Lo “Shakespeare’s Rose Theatre” è una struttura temporanea senza aria condizionata o riscaldamento. Ce ne siamo accorti, io e Laura: fa freddo. Ma non tanto per rinunciare a una seconda serata: danno “Twelfth Night”, che in italiano è nei fatti “La dodicesima notte”, una commedia frizzante e divertente. Apericena scespiriana: qui a York hanno messo su il “Villaggio di Shakespeare” dove tutte le persone, anche quelle che non hanno preso i biglietti per lo spettacolo, possono mangiare, bere e vedere per due ore alcune riduzioni delle opere del Maestro. Ci sono bambini, coppie di tutte le età, distese di bicchieri di birre e vino, scarpe sporche di segatura, cerate, guanti, cappelli, galosce, cani, sogni, sorrisi, famiglie, arte.

*

Amleto è relegato a una parte secondaria, e ci sta: la compagnia è in scena per un mese abbondante con quattro spettacoli (gli altri due sono “La tempesta” ed “Enrico V”) e l’occasione di vedere un testo poco esplorato ci fa rinunciare a una serata al pub a bere birra a cascata. O perlomeno, a berne di meno: decido di fare l’inglese e porto sulla scalinata del boccascena la mia pinta.

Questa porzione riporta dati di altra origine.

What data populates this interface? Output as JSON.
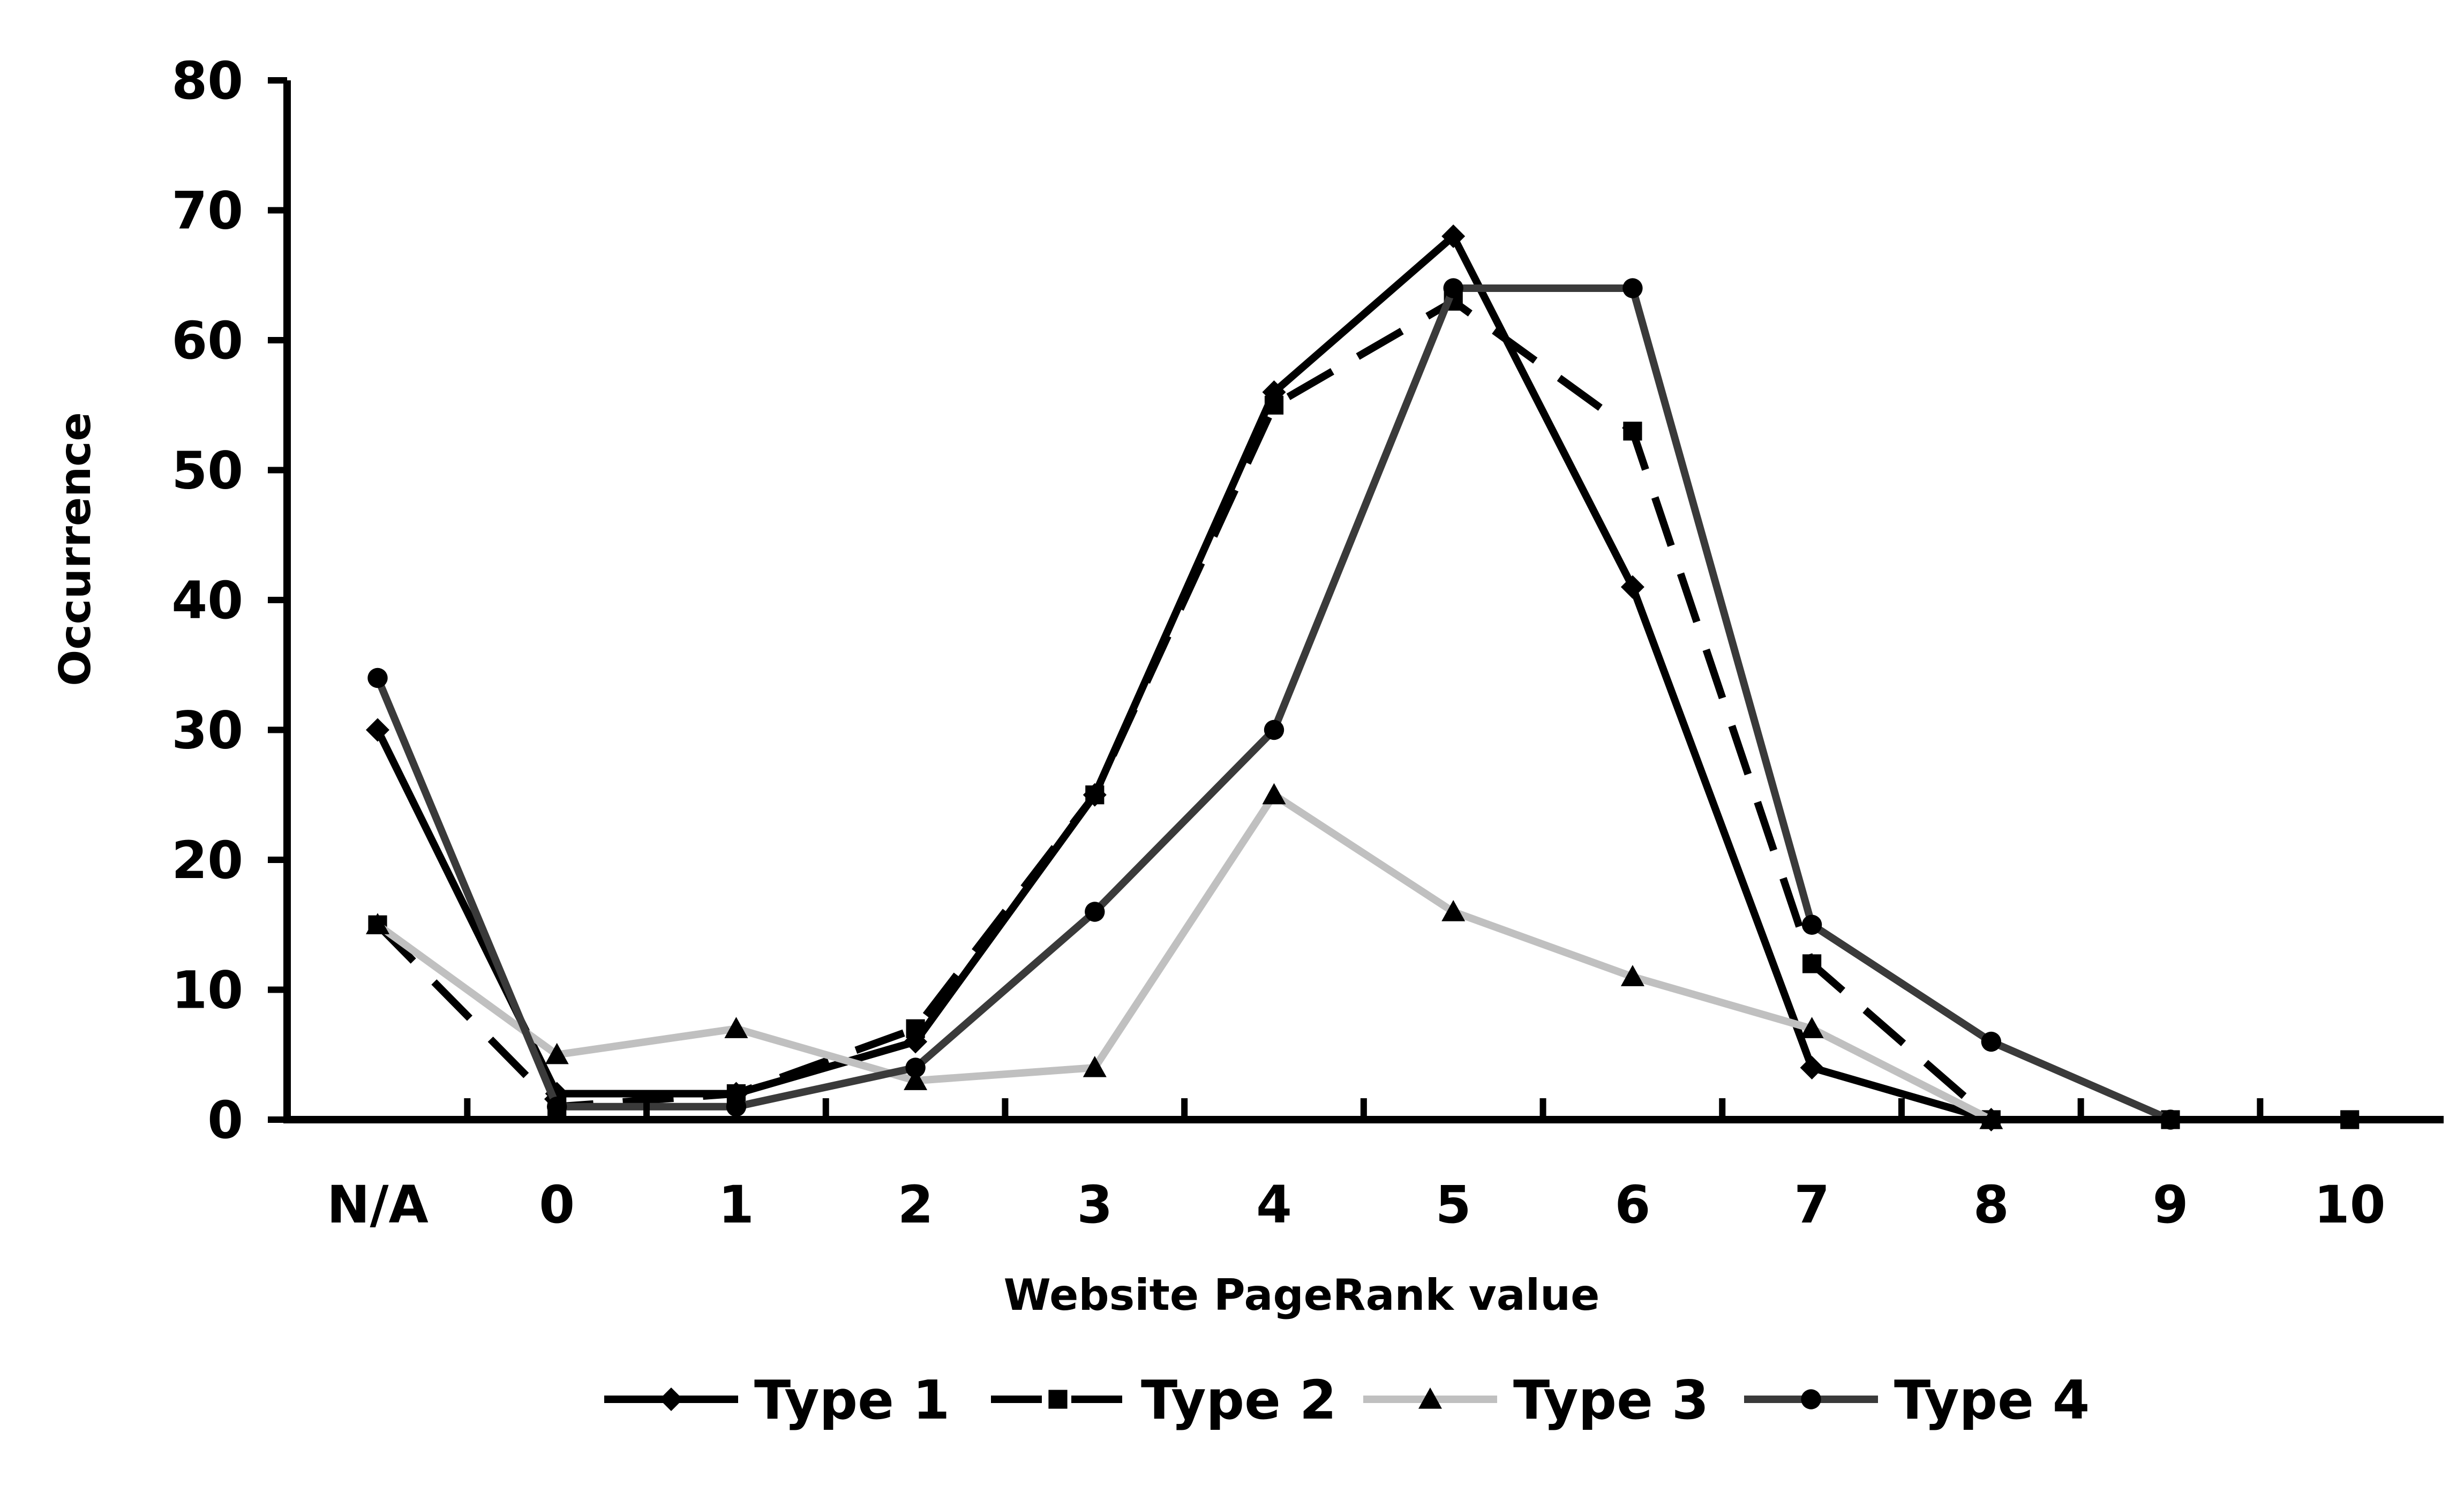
{
  "chart_data": {
    "type": "line",
    "title": "",
    "xlabel": "Website PageRank value",
    "ylabel": "Occurrence",
    "categories": [
      "N/A",
      "0",
      "1",
      "2",
      "3",
      "4",
      "5",
      "6",
      "7",
      "8",
      "9",
      "10"
    ],
    "yticks": [
      "0",
      "10",
      "20",
      "30",
      "40",
      "50",
      "60",
      "70",
      "80"
    ],
    "ylim": [
      0,
      80
    ],
    "grid": false,
    "legend_position": "bottom",
    "series": [
      {
        "name": "Type 1",
        "values": [
          30,
          2,
          2,
          6,
          25,
          56,
          68,
          41,
          4,
          0,
          null,
          null
        ],
        "color": "#000000",
        "dash": "solid",
        "marker": "diamond"
      },
      {
        "name": "Type 2",
        "values": [
          15,
          1,
          2,
          7,
          25,
          55,
          63,
          53,
          12,
          0,
          0,
          0
        ],
        "color": "#000000",
        "dash": "dashed",
        "marker": "square"
      },
      {
        "name": "Type 3",
        "values": [
          15,
          5,
          7,
          3,
          4,
          25,
          16,
          11,
          7,
          0,
          null,
          null
        ],
        "color": "#c0c0c0",
        "dash": "solid",
        "marker": "triangle"
      },
      {
        "name": "Type 4",
        "values": [
          34,
          1,
          1,
          4,
          16,
          30,
          64,
          64,
          15,
          6,
          0,
          null
        ],
        "color": "#3a3a3a",
        "dash": "solid",
        "marker": "circle"
      }
    ]
  }
}
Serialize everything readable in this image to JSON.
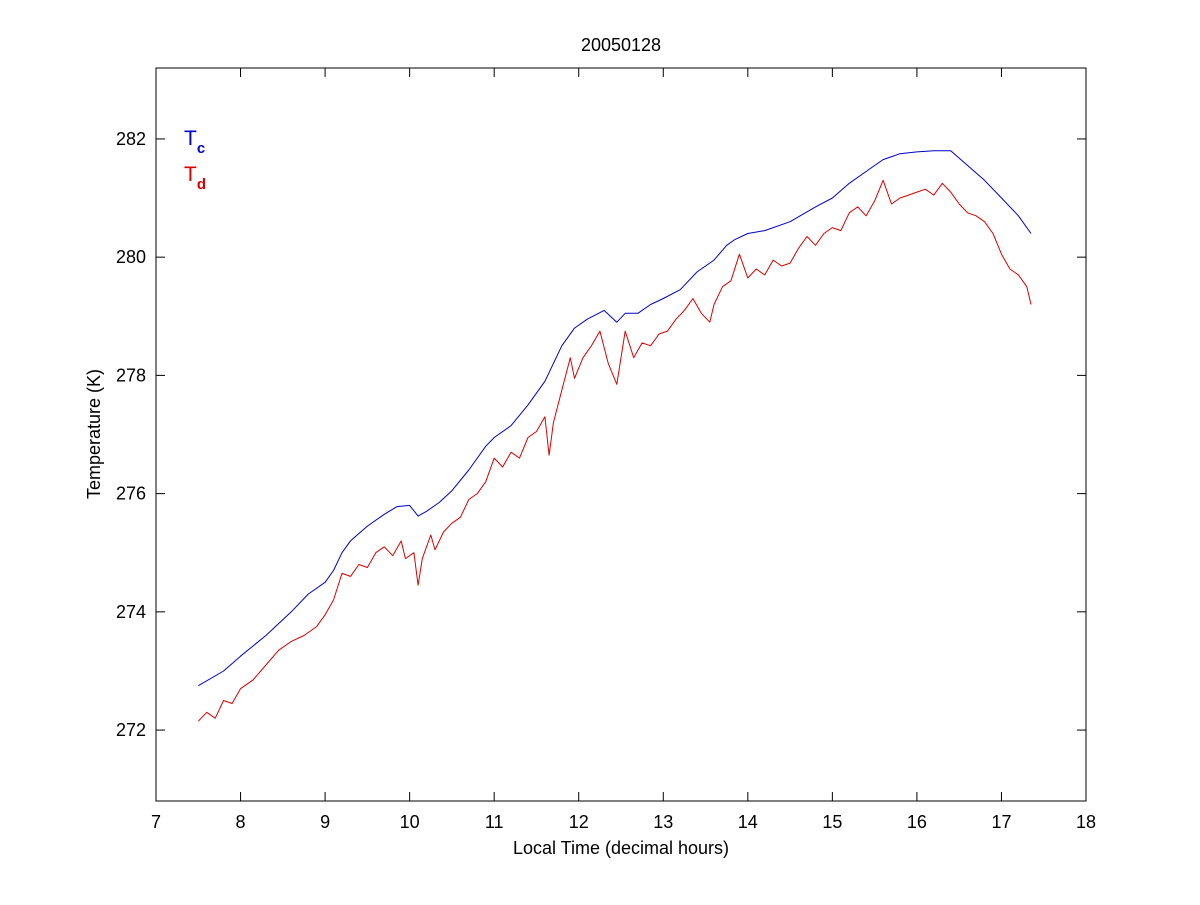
{
  "chart_data": {
    "type": "line",
    "title": "20050128",
    "xlabel": "Local Time (decimal hours)",
    "ylabel": "Temperature (K)",
    "xlim": [
      7,
      18
    ],
    "ylim": [
      270.8,
      283.2
    ],
    "xticks": [
      7,
      8,
      9,
      10,
      11,
      12,
      13,
      14,
      15,
      16,
      17,
      18
    ],
    "yticks": [
      272,
      274,
      276,
      278,
      280,
      282
    ],
    "grid": false,
    "legend": {
      "placement": "top-left",
      "entries": [
        {
          "base": "T",
          "sub": "c",
          "color": "#0000cc"
        },
        {
          "base": "T",
          "sub": "d",
          "color": "#dd0000"
        }
      ]
    },
    "series": [
      {
        "key": "Tc",
        "color": "#0000cc",
        "x": [
          7.5,
          7.8,
          8.0,
          8.3,
          8.6,
          8.8,
          9.0,
          9.1,
          9.2,
          9.3,
          9.5,
          9.7,
          9.85,
          10.0,
          10.1,
          10.2,
          10.35,
          10.5,
          10.7,
          10.9,
          11.0,
          11.2,
          11.4,
          11.6,
          11.8,
          11.95,
          12.1,
          12.3,
          12.45,
          12.55,
          12.7,
          12.85,
          13.0,
          13.2,
          13.4,
          13.6,
          13.75,
          13.85,
          14.0,
          14.2,
          14.5,
          14.8,
          15.0,
          15.2,
          15.4,
          15.6,
          15.8,
          16.0,
          16.2,
          16.4,
          16.6,
          16.8,
          17.0,
          17.2,
          17.35
        ],
        "y": [
          272.75,
          273.0,
          273.25,
          273.6,
          274.0,
          274.3,
          274.5,
          274.7,
          275.0,
          275.2,
          275.45,
          275.65,
          275.78,
          275.8,
          275.62,
          275.7,
          275.85,
          276.05,
          276.4,
          276.8,
          276.95,
          277.15,
          277.5,
          277.9,
          278.5,
          278.8,
          278.95,
          279.1,
          278.9,
          279.05,
          279.05,
          279.2,
          279.3,
          279.45,
          279.75,
          279.95,
          280.2,
          280.3,
          280.4,
          280.45,
          280.6,
          280.85,
          281.0,
          281.25,
          281.45,
          281.65,
          281.75,
          281.78,
          281.8,
          281.8,
          281.55,
          281.3,
          281.0,
          280.7,
          280.4
        ]
      },
      {
        "key": "Td",
        "color": "#dd0000",
        "x": [
          7.5,
          7.6,
          7.7,
          7.8,
          7.9,
          8.0,
          8.15,
          8.3,
          8.45,
          8.6,
          8.75,
          8.9,
          9.0,
          9.1,
          9.2,
          9.3,
          9.4,
          9.5,
          9.6,
          9.7,
          9.8,
          9.9,
          9.95,
          10.05,
          10.1,
          10.15,
          10.25,
          10.3,
          10.4,
          10.5,
          10.6,
          10.7,
          10.8,
          10.9,
          11.0,
          11.1,
          11.2,
          11.3,
          11.4,
          11.5,
          11.6,
          11.65,
          11.7,
          11.8,
          11.9,
          11.95,
          12.05,
          12.15,
          12.25,
          12.35,
          12.45,
          12.55,
          12.65,
          12.75,
          12.85,
          12.95,
          13.05,
          13.15,
          13.25,
          13.35,
          13.45,
          13.55,
          13.6,
          13.7,
          13.8,
          13.9,
          14.0,
          14.1,
          14.2,
          14.3,
          14.4,
          14.5,
          14.6,
          14.7,
          14.8,
          14.9,
          15.0,
          15.1,
          15.2,
          15.3,
          15.4,
          15.5,
          15.6,
          15.7,
          15.8,
          15.9,
          16.0,
          16.1,
          16.2,
          16.3,
          16.4,
          16.5,
          16.6,
          16.7,
          16.8,
          16.9,
          17.0,
          17.1,
          17.2,
          17.3,
          17.35
        ],
        "y": [
          272.15,
          272.3,
          272.2,
          272.5,
          272.45,
          272.7,
          272.85,
          273.1,
          273.35,
          273.5,
          273.6,
          273.75,
          273.95,
          274.2,
          274.65,
          274.6,
          274.8,
          274.75,
          275.0,
          275.1,
          274.95,
          275.2,
          274.9,
          275.0,
          274.45,
          274.9,
          275.3,
          275.05,
          275.35,
          275.5,
          275.6,
          275.9,
          276.0,
          276.2,
          276.6,
          276.45,
          276.7,
          276.6,
          276.95,
          277.05,
          277.3,
          276.65,
          277.2,
          277.75,
          278.3,
          277.95,
          278.3,
          278.5,
          278.75,
          278.2,
          277.85,
          278.75,
          278.3,
          278.55,
          278.5,
          278.7,
          278.75,
          278.95,
          279.1,
          279.3,
          279.05,
          278.9,
          279.2,
          279.5,
          279.6,
          280.05,
          279.65,
          279.8,
          279.7,
          279.95,
          279.85,
          279.9,
          280.15,
          280.35,
          280.2,
          280.4,
          280.5,
          280.45,
          280.75,
          280.85,
          280.7,
          280.95,
          281.3,
          280.9,
          281.0,
          281.05,
          281.1,
          281.15,
          281.05,
          281.25,
          281.1,
          280.9,
          280.75,
          280.7,
          280.6,
          280.4,
          280.05,
          279.8,
          279.7,
          279.5,
          279.2
        ]
      }
    ]
  }
}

La spazzolo in poco più di un minuto mentre la scritta “Illyria” mi fa da sfondo e una ragazza spatacca con il cellulare.

*

“La dodicesima notte” riporta al mondo immaginario e bellissimo di Federico Fellini, con gli attori che entrano in scena ballando in platea assieme al pubblico: il metateatro, l’Hinkfuss di Luigi Pirandello, il gioco dei palchi molteplici e moltiplicati di Anton Giulio Bragaglia, il carosello e “Il Bagaglino” sono già stati scritti nel 1600 da un ragazzo di Stratford upon Avon. Il resto, tre ore e una manciata di minuti con intervallo, sono un viaggio nell’avanspettacolo inciso nella mente del pubblico. Un testo contemporaneo, frizzante, recitato con rara maestria dagli attori. Una “dodicesima notte” di stelle, luminose come le parole del Poeta.